Artikel 7. Richtlijnen toekennen aangepast vervoer bij onmogelijkheid van begeleiding (Artikel 12 lid 1 sub c en artikel 18 lid 1 sub c van de verordening leerlingevervoer)

(Artikel 12 lid 1 sub c en artikel 18 lid 1 sub c van de verordening leerlingevervoer)

De volgende omstandigheden kunnen voor ouders aanleiding zijn om aan te geven dat begeleiding van hun kind met het openbaar vervoer niet mogelijk is dan wel tot ernstige benadeling van het gezin zou leiden:

a.Werk

Ouder werkt en kan werktijden niet zodanig aanpassen dat begeleiding van de leerling mogelijk is. (werkgeversverklaring waaruit blijkt dat begeleiding niet mogelijk is moet worden overlegd)

b.Zorg

Ouder heeft de zorg voor andere kinderen onder de 9 jaar, waardoor begeleiding naar school niet mogelijk is.

c.Duur reistijd begeleider

De ouder/ verzorger/ begeleider is voor de begeleiding met openbaar vervoer minimaal 4 x 1 uur onderweg (beoordeling reisduur op basis van www.9292ov.nl)

d.Functiebeperking

De ouders hebben functiebeperkingen waardoor het niet mogelijk is om het kind te begeleiden met het openbaar vervoer (een doktersverklaring moet worden overlegd).

In overweging nemende dat het een één of twee ouder gezin betreft. Bij een twee ouder gezin zullen beide ouders de onmogelijkheid van begeleiding moeten kunnen aantonen.

Het college kan indien er sprake is van “onmogelijkheid van begeleiding” in plaats van aangepast

vervoer (taxi) ook kiezen voor de inzet van begeleiding van derde.

Artikel 8. Drempelbedrag (Artikel 14 lid 1)

Aan de ouders van een leerling die een school voor basisonderwijs of een speciale school voor basisonderwijs, zoals bedoeld in de Wet op het primair onderwijs bezoekt, van wie het inkomen tezamen meer bedraagt dan € 24.300,-- wordt slechts bekostiging verstrekt voor zover de kosten van het vervoer van die leerling de kosten van het openbaar vervoer over de in artikel 10 bepaalde afstand te boven gaan.

Artikel 9. Ontzegging toegang tot vervoer

Het college kan een leerling aan wie een vervoersvoorziening in de vorm van aangepast vervoer is verstrekt, tijdelijk of voor de rest van het schooljaar de toegang tot dit vervoer ontzeggen indien bij herhaling is gebleken dat de leerling door agressief gedrag of anderszins de orde in de bus verstoort of de veiligheid van bus en inzittenden in gevaar brengt.

Artikel 10. SBO de Dolfijn aangemerkt als dichtstbijzijnde Speciaal Basis Onderwijs school binnen het samenwerkingsverband

Vergoeding wordt verstrekt naar de dichtstbijzijnde school voor Speciaal Basis Onderwijs (SBO) in het samenwerkingsverband.
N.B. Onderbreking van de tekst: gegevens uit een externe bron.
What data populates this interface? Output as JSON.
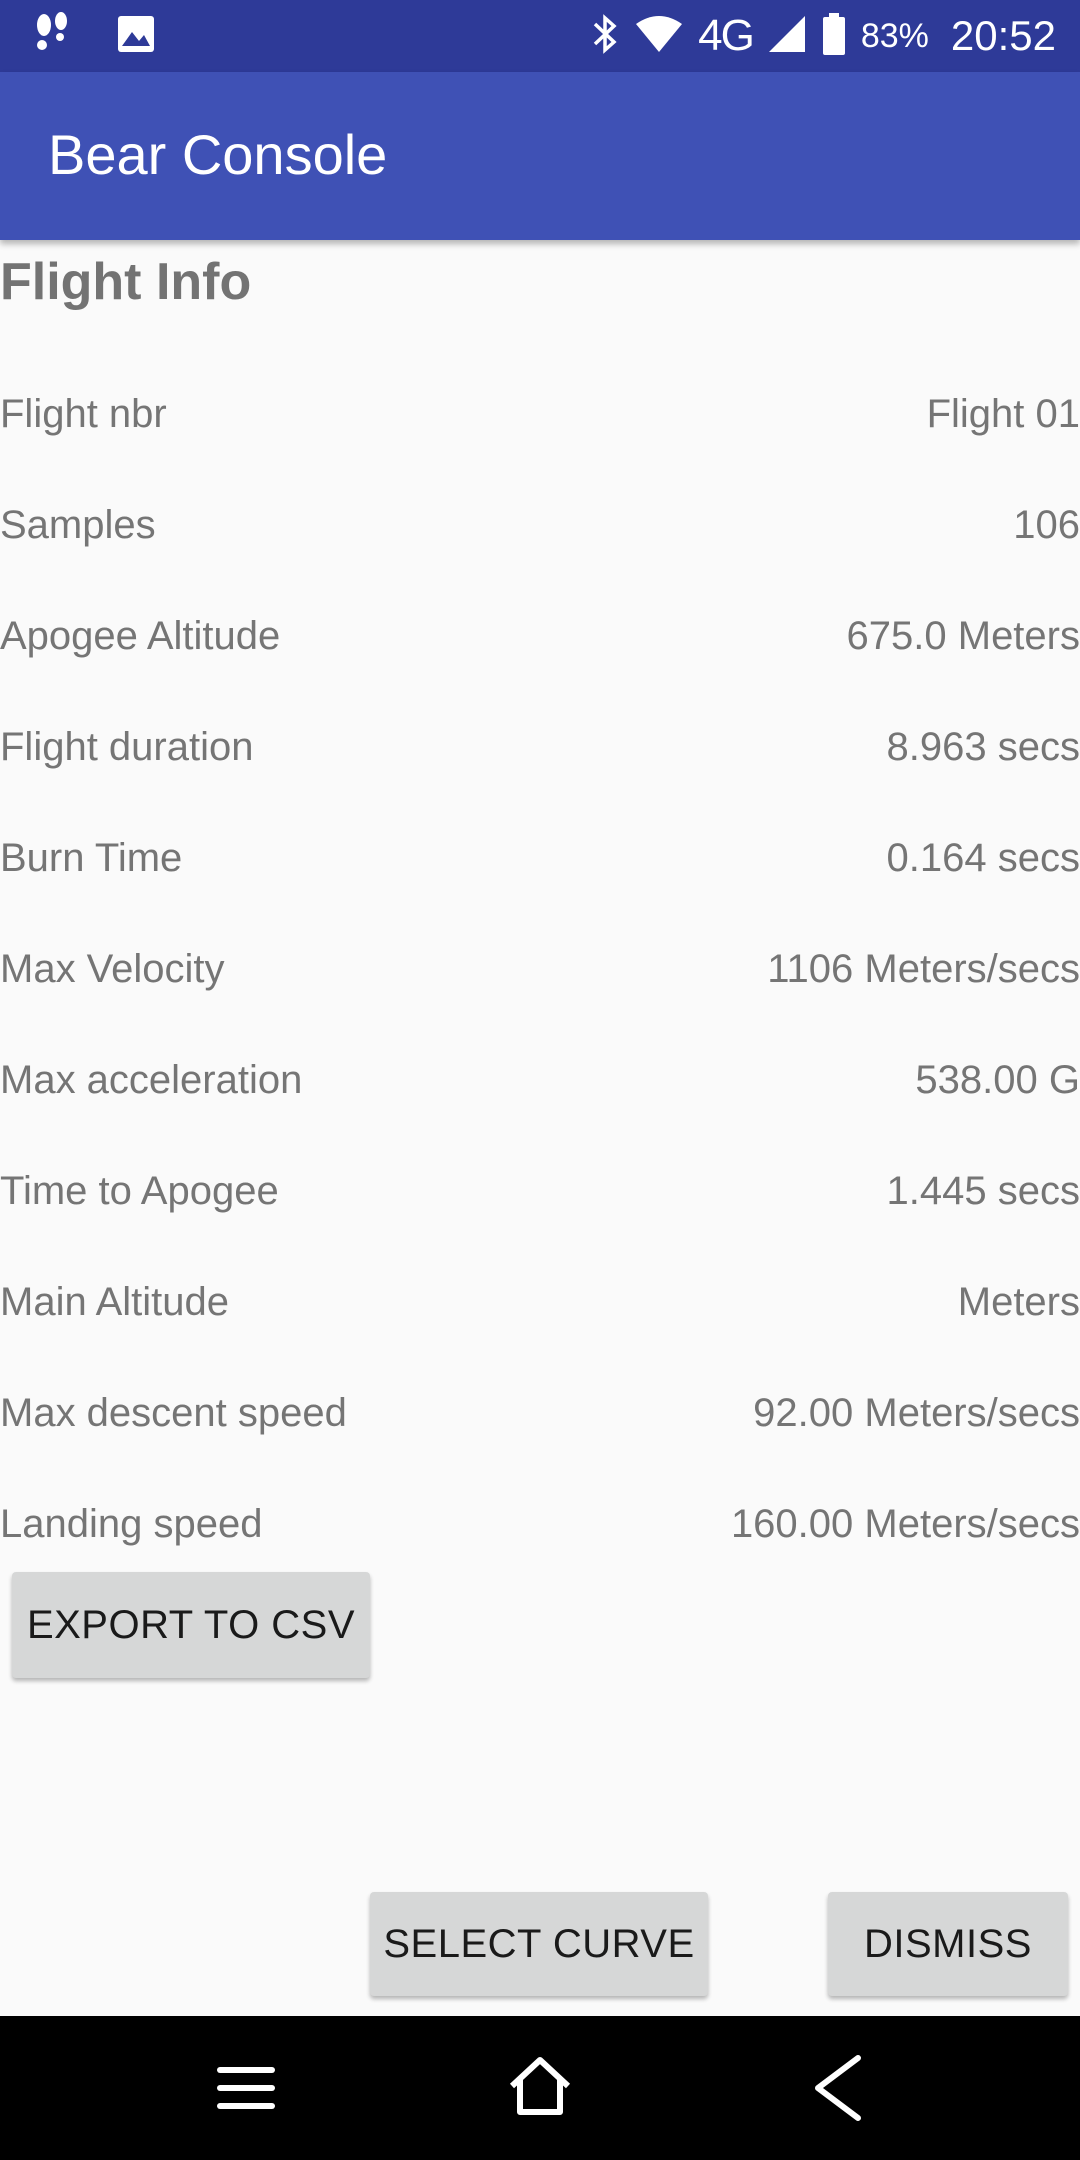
{
  "status_bar": {
    "network": "4G",
    "battery_percent": "83%",
    "time": "20:52"
  },
  "app_bar": {
    "title": "Bear Console"
  },
  "flight_info": {
    "title": "Flight Info",
    "rows": [
      {
        "label": "Flight nbr",
        "value": "Flight 01"
      },
      {
        "label": "Samples",
        "value": "106"
      },
      {
        "label": "Apogee Altitude",
        "value": "675.0 Meters"
      },
      {
        "label": "Flight duration",
        "value": "8.963 secs"
      },
      {
        "label": "Burn Time",
        "value": "0.164 secs"
      },
      {
        "label": "Max Velocity",
        "value": "1106 Meters/secs"
      },
      {
        "label": "Max acceleration",
        "value": "538.00 G"
      },
      {
        "label": "Time to Apogee",
        "value": "1.445 secs"
      },
      {
        "label": "Main Altitude",
        "value": "Meters"
      },
      {
        "label": "Max descent speed",
        "value": "92.00 Meters/secs"
      },
      {
        "label": "Landing speed",
        "value": "160.00 Meters/secs"
      }
    ]
  },
  "buttons": {
    "export": "EXPORT TO CSV",
    "select_curve": "SELECT CURVE",
    "dismiss": "DISMISS"
  },
  "colors": {
    "status_bar": "#2e3a98",
    "app_bar": "#3f51b5",
    "background": "#fafafa",
    "text": "#757575",
    "button": "#d6d7d7"
  }
}
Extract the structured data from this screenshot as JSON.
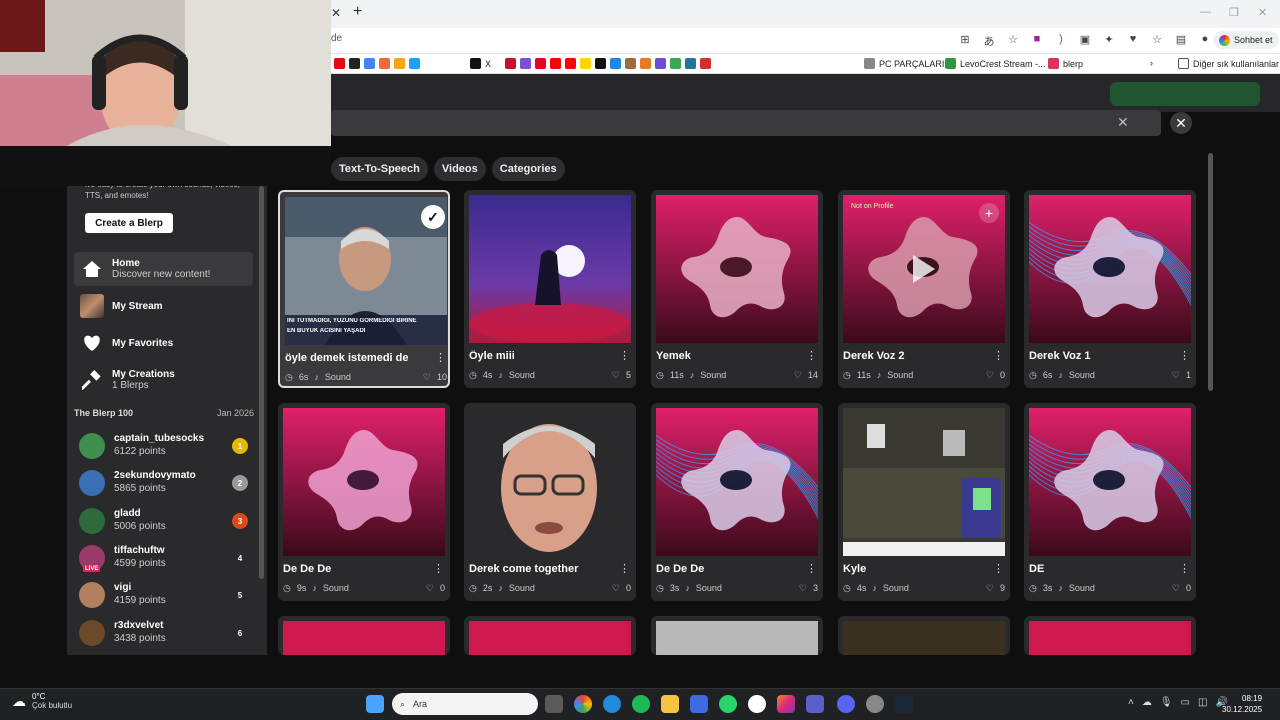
{
  "browser": {
    "url_fragment": "de",
    "copilot_label": "Sohbet et",
    "bookmarks": [
      {
        "label": "X",
        "color": "#111"
      },
      {
        "label": "PC PARÇALARI",
        "color": "#888"
      },
      {
        "label": "LevoCrest Stream -...",
        "color": "#2c9a3c"
      },
      {
        "label": "blerp",
        "color": "#d9335c"
      }
    ],
    "bookmarks_folder": "Diğer sık kullanılanlar"
  },
  "filters": [
    "Text-To-Speech",
    "Videos",
    "Categories"
  ],
  "sidebar": {
    "promo_text": "It's easy to create your own sounds, videos, TTS, and emotes!",
    "create_button": "Create a Blerp",
    "nav": [
      {
        "title": "Home",
        "sub": "Discover new content!",
        "icon": "home-icon"
      },
      {
        "title": "My Stream",
        "sub": "",
        "icon": "stream-avatar"
      },
      {
        "title": "My Favorites",
        "sub": "",
        "icon": "heart-icon"
      },
      {
        "title": "My Creations",
        "sub": "1 Blerps",
        "icon": "hammer-icon"
      }
    ],
    "blerp100_title": "The Blerp 100",
    "blerp100_date": "Jan 2026",
    "leaderboard": [
      {
        "name": "captain_tubesocks",
        "points": "6122 points",
        "rank": "1",
        "rank_color": "#e6b800",
        "av": "#3f8f4f"
      },
      {
        "name": "2sekundovymato",
        "points": "5865 points",
        "rank": "2",
        "rank_color": "#9a9a9a",
        "av": "#3b6fb5"
      },
      {
        "name": "gladd",
        "points": "5006 points",
        "rank": "3",
        "rank_color": "#d84a1b",
        "av": "#2f6a3c"
      },
      {
        "name": "tiffachuftw",
        "points": "4599 points",
        "rank": "4",
        "rank_color": "#2a2a2c",
        "av": "#9a3a6a",
        "live": "LIVE"
      },
      {
        "name": "vigi",
        "points": "4159 points",
        "rank": "5",
        "rank_color": "#2a2a2c",
        "av": "#b08060"
      },
      {
        "name": "r3dxvelvet",
        "points": "3438 points",
        "rank": "6",
        "rank_color": "#2a2a2c",
        "av": "#6a4a2a"
      }
    ]
  },
  "cards": [
    {
      "title": "öyle demek istemedi de",
      "duration": "6s",
      "type": "Sound",
      "likes": "10",
      "thumb": "photo-man",
      "selected": true,
      "caption1": "İNİ TUTMADIĞI, YÜZÜNÜ GÖRMEDİĞİ BİRİNE",
      "caption2": "EN BÜYÜK ACISINI YAŞADI"
    },
    {
      "title": "Öyle miii",
      "duration": "4s",
      "type": "Sound",
      "likes": "5",
      "thumb": "purple-moon"
    },
    {
      "title": "Yemek",
      "duration": "11s",
      "type": "Sound",
      "likes": "14",
      "thumb": "pink-star"
    },
    {
      "title": "Derek Voz 2",
      "duration": "11s",
      "type": "Sound",
      "likes": "0",
      "thumb": "dark-pink-star",
      "overlay_text": "Not on Profile"
    },
    {
      "title": "Derek Voz 1",
      "duration": "6s",
      "type": "Sound",
      "likes": "1",
      "thumb": "blue-star"
    },
    {
      "title": "De De De",
      "duration": "9s",
      "type": "Sound",
      "likes": "0",
      "thumb": "magenta-star"
    },
    {
      "title": "Derek come together",
      "duration": "2s",
      "type": "Sound",
      "likes": "0",
      "thumb": "face-man"
    },
    {
      "title": "De De De",
      "duration": "3s",
      "type": "Sound",
      "likes": "3",
      "thumb": "blue-star"
    },
    {
      "title": "Kyle",
      "duration": "4s",
      "type": "Sound",
      "likes": "9",
      "thumb": "room"
    },
    {
      "title": "DE",
      "duration": "3s",
      "type": "Sound",
      "likes": "0",
      "thumb": "blue-star"
    }
  ],
  "taskbar": {
    "temp": "0°C",
    "condition": "Çok bulutlu",
    "search": "Ara",
    "time": "08:19",
    "date": "30.12.2025"
  }
}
Dit is voor leerlingen uit de kernen Abcoude en Baambrugge SBO de Kristal in Maarssen en voor leerlingen uit de overige kernen SBO de Keerkring in Woerden. Vanwege de afspraken die het samenwerkingsverband Passenderwijs

heeft gemaakt met de buiten het samenwerkingsverband liggende SBO school de Dolfijn, wordt bij aanvragen naar deze school deze school ook aangemerkt als school binnen het samenwerkingsverband. Voor andere dichter bij de woning gelegen SBO scholen buiten het samenwerkingsverband geldt dat slechts vergoeding wordt verstrekt op basis van openbaar vervoer naar deze dichter bij de woning gelegen school.

Artikel 11. Overgangsregeling SBO de Kristal

SBO de Kristal in Maarssen wordt als dichtstbijzijnde school in het samenwerkingsverband benoemd tot uiterlijk schooljaar 2015-2016 voor leerlingen waarvoor op 18 december 2013 (datum van besluit van toeziend bestuur om tot samenvoeging over te gaan) SBO De Vijverhof de dichtstbijzijnde school in het samenwerkingsverband was.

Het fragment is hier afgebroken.